The cryptocurrency advocates have traditionally been against the regulation due to its decentralized nature, but we think that the crypto industry need much more trust and confidence to expand, avoiding a large number of frauds and scams.
In 2021, the US Securities and Exchange Commission (SEC) chair Gary Gensler said that he believed crypto platforms need regulation to survive.
Indeed, in the last few years, the cybercrime community had a strong interest in the crypto platforms.
The same year, the SEC imposed approximately $2.35 billion in total monetary penalties against digital asset market participants.
In September 2022, we have seen a big outrage as SEC Claims that all the Ethereum transactions need to happen in USA. Indeed, it’s becoming increasingly evident that SEC Chief Gary Gensler views Ethereum as a security. Globally, around 90% of regulators have a team working on crypto regulations now.
Like all other financial infrastructures, crypto needs to be built upon trust, and Btrustor wants to play a role in delivering a Trust Certificate for the crypto industry.

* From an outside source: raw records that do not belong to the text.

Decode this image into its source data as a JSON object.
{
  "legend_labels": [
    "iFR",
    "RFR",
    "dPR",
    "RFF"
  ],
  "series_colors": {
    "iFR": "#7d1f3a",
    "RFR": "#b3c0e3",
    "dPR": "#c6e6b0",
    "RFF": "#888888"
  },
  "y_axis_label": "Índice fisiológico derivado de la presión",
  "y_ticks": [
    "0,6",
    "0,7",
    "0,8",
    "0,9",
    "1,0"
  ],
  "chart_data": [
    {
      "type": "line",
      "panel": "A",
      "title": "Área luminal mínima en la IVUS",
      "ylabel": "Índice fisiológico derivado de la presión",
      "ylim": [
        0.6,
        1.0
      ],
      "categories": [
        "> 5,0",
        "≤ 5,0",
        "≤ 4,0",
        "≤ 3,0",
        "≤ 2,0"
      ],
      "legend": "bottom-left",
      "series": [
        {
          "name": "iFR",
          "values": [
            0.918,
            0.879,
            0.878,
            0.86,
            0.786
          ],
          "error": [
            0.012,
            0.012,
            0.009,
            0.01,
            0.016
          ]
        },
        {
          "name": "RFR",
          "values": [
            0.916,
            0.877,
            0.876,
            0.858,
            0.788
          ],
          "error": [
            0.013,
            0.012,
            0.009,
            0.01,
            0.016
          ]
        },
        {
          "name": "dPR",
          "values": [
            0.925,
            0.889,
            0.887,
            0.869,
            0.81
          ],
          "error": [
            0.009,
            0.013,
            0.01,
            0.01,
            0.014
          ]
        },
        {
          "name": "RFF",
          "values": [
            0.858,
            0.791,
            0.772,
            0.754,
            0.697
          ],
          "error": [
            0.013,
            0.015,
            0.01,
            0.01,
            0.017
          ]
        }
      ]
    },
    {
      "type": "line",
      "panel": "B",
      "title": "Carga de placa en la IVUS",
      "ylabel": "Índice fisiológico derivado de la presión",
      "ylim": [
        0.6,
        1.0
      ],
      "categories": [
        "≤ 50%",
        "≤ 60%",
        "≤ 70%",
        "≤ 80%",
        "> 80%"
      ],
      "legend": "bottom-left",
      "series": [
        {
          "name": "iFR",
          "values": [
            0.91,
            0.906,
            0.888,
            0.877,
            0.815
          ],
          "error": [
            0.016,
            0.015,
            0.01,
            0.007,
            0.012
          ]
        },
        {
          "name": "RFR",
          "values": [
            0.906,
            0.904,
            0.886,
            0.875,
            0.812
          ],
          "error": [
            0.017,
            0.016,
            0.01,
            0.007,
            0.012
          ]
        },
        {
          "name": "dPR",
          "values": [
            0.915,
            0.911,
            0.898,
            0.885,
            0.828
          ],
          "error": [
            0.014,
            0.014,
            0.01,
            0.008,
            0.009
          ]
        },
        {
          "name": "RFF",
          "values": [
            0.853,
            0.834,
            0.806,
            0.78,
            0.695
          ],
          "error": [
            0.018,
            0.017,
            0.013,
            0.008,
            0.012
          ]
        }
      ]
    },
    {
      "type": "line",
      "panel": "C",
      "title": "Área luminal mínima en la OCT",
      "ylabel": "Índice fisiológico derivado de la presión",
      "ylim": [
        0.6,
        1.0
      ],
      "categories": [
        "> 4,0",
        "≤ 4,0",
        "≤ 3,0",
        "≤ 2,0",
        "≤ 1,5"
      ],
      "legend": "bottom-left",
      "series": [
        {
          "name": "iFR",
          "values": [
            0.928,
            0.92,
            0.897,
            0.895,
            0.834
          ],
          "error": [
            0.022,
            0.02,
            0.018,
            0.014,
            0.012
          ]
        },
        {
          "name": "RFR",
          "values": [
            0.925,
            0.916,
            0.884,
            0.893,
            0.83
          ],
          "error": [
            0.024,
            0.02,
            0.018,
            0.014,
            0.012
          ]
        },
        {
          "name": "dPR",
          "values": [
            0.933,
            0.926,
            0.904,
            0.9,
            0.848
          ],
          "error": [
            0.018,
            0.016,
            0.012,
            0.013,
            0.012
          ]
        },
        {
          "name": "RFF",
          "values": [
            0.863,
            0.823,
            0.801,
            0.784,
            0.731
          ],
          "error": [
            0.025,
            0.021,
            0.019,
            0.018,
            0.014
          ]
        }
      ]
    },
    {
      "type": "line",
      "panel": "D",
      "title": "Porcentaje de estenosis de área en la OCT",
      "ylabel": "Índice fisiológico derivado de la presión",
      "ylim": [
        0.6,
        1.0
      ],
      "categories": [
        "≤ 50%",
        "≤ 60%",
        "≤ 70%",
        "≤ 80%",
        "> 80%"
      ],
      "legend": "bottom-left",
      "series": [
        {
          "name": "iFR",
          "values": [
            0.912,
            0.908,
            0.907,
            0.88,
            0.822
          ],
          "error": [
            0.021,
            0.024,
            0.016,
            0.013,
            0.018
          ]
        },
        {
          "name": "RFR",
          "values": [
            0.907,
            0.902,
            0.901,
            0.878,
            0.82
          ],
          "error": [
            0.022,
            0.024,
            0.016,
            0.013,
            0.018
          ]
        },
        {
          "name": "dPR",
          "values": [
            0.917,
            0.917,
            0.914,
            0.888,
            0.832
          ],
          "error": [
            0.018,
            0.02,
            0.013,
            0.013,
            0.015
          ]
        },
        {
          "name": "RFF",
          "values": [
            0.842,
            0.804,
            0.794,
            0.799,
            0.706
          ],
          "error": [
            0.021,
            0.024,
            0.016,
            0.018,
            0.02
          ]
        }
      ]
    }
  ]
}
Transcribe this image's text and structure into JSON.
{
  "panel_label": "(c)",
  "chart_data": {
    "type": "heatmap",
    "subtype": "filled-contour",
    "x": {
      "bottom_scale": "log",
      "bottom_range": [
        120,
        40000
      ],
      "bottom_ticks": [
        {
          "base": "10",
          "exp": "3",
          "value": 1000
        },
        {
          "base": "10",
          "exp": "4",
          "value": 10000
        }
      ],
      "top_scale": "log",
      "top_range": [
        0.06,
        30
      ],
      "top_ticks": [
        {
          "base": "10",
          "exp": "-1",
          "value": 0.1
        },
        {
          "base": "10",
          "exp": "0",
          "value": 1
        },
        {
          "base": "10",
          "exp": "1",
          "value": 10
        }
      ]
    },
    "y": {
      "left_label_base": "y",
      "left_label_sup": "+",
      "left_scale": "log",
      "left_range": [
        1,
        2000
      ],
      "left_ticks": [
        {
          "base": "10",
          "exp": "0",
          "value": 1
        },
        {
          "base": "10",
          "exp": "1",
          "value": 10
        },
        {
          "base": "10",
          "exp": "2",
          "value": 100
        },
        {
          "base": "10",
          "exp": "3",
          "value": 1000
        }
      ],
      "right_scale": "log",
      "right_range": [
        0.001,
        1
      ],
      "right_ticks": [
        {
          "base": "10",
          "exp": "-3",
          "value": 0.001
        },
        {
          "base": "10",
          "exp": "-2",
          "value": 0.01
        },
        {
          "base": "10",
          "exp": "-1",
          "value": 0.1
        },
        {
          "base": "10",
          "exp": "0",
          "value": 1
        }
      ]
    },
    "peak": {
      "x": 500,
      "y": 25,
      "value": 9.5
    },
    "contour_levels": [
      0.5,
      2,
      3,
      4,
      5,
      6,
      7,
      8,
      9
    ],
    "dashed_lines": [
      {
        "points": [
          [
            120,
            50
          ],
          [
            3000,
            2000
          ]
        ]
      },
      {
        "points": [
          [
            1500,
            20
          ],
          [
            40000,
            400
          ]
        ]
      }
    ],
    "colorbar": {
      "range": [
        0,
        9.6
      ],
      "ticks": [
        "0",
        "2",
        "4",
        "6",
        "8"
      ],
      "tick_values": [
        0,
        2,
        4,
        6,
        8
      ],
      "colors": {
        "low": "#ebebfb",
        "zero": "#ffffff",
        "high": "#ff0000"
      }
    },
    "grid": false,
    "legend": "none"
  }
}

Having regulations in place to verify the identity of recipients and ensure that checks are done to prevent money laundering and other fraud is essential to building that trust.
The global crypto industry understands this, which is why they are pushing for regulations. Much of these regulations revolve around AML (anti-money laundering) and KYC (Know Your Client).
Money laundering is a global issue, affecting both fiat currency and cryptocurrencies. To combat the financing of criminal activity, regulatory bodies have rushed to enact stringent anti-money laundering legislation to prevent money laundering via cryptocurrency exchanges and custodian services.
According to a 2022 report from the leading blockchain analytics company Chainalysis, criminals laundered $8.6 billion in cryptocurrency in 2021, a 30% increase over the previous year.
AML frameworks have been enacted with measurable differences in each jurisdiction. Due to the inherently global nature of crypto transactions, crypto companies now tasked with complying with AML legislation fear that they will run into complexity and end-user friction.
In the US, crypto assets are now considered legal and fall under the Bank Secrecy Act (BSA) jurisdiction. In effect, cryptocurrency exchanges must register with FinCEN and comply with AML and combating the financing of terrorism (CFT) regulations.
Regarding the KYC programs, they typically consist of three components: identification of customers, due diligence, and ongoing monitoring.
1) Customer Identification (CIP)
A customer identification program, or ‘CIP,’ verifies that the customer is who they claim to be by utilizing reliable and independent data. Verification information may include:
– The client’s legal name
– Date of birth
– Address
– Verification documentation such as a driver’s license or passport
– Business licenses and articles of incorporation from enterprise customers.
2) Customer Due Diligence (CDD)
Customer Due Diligence, abbreviated as ‘CDD,’ is a new client or business relationship risk assessment. Financial service providers assign risk ratings to accounts based on background checks, customer surveys, and reviews of the client transaction history.
3) Continuous Monitoring
Continuous monitoring is constantly reviewing transactions for signs of criminal activity. When suspicious activity is discovered, VASPs are required to file Suspicious Activity Reports (SARs) with FinCEN or other appropriate law enforcement agencies.
Btrustor is using tools ensuring a crypto company is well regulated and hold the license needed to operate on its market.